BPC-157 has promising animal data for tissue repair and anti-inflammatory effects, but as of 2026 it has not completed human clinical trials for any indication. It is not FDA-approved, is typically sold through gray-market compounding pharmacies and research-chemical suppliers, and its long-term safety profile in humans is genuinely unknown. It is the clearest case in the biohacking peptide space of hype outrunning data.
Are nano-supplements safe?
It depends on the material. Lipid-based nano-carriers (liposomes, lipid nanoparticles, nano-emulsions built from food-grade ingredients) have strong safety profiles from extensive pharmaceutical and food-industry use. Engineered inorganic nanoparticles (nano-silver, titanium dioxide, certain metal oxides) carry more uncertainty, especially for chronic low-level exposure. The regulatory framework in most jurisdictions does not require disclosure of nano-formulation, so the burden of evaluation currently falls on the consumer. Generalizing about “nanoparticles” as uniformly safe or dangerous is an error: the material, surface chemistry, dose, and route of exposure all matter.

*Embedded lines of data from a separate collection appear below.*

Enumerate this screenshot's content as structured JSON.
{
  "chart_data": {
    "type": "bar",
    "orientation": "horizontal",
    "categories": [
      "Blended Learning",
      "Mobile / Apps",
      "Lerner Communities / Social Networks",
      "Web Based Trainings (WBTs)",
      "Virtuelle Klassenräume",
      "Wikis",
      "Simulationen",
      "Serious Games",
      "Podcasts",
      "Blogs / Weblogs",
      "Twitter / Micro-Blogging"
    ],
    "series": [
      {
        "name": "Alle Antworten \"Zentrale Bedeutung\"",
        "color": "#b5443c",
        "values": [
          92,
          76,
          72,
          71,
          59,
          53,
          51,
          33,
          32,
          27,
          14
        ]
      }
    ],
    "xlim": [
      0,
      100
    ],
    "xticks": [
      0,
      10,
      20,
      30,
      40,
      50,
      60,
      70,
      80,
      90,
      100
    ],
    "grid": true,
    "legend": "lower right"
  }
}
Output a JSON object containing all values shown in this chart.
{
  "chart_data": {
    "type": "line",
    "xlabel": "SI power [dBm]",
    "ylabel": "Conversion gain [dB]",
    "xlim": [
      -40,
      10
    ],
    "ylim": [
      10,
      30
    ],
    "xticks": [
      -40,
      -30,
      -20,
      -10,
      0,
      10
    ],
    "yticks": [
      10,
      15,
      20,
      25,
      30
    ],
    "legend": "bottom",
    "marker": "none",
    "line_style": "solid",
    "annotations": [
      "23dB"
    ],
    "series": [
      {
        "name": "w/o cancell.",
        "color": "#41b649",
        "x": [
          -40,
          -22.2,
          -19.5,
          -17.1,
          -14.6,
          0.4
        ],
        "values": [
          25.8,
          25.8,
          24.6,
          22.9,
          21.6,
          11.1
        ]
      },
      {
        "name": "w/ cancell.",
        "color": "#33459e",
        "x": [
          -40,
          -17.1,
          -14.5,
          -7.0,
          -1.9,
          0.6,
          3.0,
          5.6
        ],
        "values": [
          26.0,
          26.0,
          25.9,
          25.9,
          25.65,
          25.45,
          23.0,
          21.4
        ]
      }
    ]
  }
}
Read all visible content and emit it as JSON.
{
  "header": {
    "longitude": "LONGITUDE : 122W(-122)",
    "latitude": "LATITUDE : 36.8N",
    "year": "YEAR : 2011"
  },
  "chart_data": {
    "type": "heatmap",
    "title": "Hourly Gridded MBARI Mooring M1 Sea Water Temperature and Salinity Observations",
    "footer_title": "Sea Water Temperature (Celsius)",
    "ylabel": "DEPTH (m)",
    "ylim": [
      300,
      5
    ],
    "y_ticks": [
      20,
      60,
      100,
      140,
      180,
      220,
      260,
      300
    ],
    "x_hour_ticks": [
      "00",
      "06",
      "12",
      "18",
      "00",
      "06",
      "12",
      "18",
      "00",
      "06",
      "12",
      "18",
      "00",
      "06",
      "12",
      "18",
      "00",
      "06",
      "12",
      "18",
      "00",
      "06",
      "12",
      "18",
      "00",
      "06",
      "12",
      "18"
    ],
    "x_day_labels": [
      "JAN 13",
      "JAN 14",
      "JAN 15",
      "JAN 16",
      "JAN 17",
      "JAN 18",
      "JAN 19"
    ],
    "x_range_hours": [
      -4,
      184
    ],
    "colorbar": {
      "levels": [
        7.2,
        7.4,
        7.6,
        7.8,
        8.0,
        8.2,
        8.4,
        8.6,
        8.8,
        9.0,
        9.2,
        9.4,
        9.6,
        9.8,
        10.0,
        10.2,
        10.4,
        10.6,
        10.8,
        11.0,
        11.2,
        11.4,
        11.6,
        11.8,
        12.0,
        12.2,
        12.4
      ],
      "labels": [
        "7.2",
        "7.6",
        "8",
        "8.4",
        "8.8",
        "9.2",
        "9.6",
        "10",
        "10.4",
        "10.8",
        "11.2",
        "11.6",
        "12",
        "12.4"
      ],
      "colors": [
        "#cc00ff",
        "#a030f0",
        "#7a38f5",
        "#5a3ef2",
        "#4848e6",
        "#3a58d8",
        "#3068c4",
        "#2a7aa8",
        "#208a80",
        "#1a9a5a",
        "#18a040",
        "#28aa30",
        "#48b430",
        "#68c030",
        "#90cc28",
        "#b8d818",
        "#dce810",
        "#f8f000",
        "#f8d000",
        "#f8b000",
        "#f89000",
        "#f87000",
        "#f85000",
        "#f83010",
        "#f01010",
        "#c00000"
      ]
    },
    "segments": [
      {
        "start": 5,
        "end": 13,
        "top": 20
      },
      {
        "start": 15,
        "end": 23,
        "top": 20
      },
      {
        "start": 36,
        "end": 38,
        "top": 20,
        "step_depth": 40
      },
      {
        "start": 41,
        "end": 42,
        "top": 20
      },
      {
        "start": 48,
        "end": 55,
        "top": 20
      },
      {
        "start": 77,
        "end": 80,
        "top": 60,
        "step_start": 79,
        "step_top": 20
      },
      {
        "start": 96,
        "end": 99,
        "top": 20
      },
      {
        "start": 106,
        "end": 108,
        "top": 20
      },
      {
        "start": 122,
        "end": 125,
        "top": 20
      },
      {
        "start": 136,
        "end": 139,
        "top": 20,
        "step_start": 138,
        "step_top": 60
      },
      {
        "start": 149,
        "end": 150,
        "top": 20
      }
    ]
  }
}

How can I tell a real nano-supplement from marketing?
Look for four things: a named delivery system (liposomal, SNEDDS, nano-emulsion, LNP) with a specified particle size in nanometers; published human pharmacokinetic data, not just cell or animal studies; third-party analysis of particle size and encapsulation efficiency; and transparency about what percentage of the active compound is actually encapsulated versus free in solution. If none of these are available on the manufacturer’s website or in a linked study, the “nano” claim is almost certainly marketing rather than science.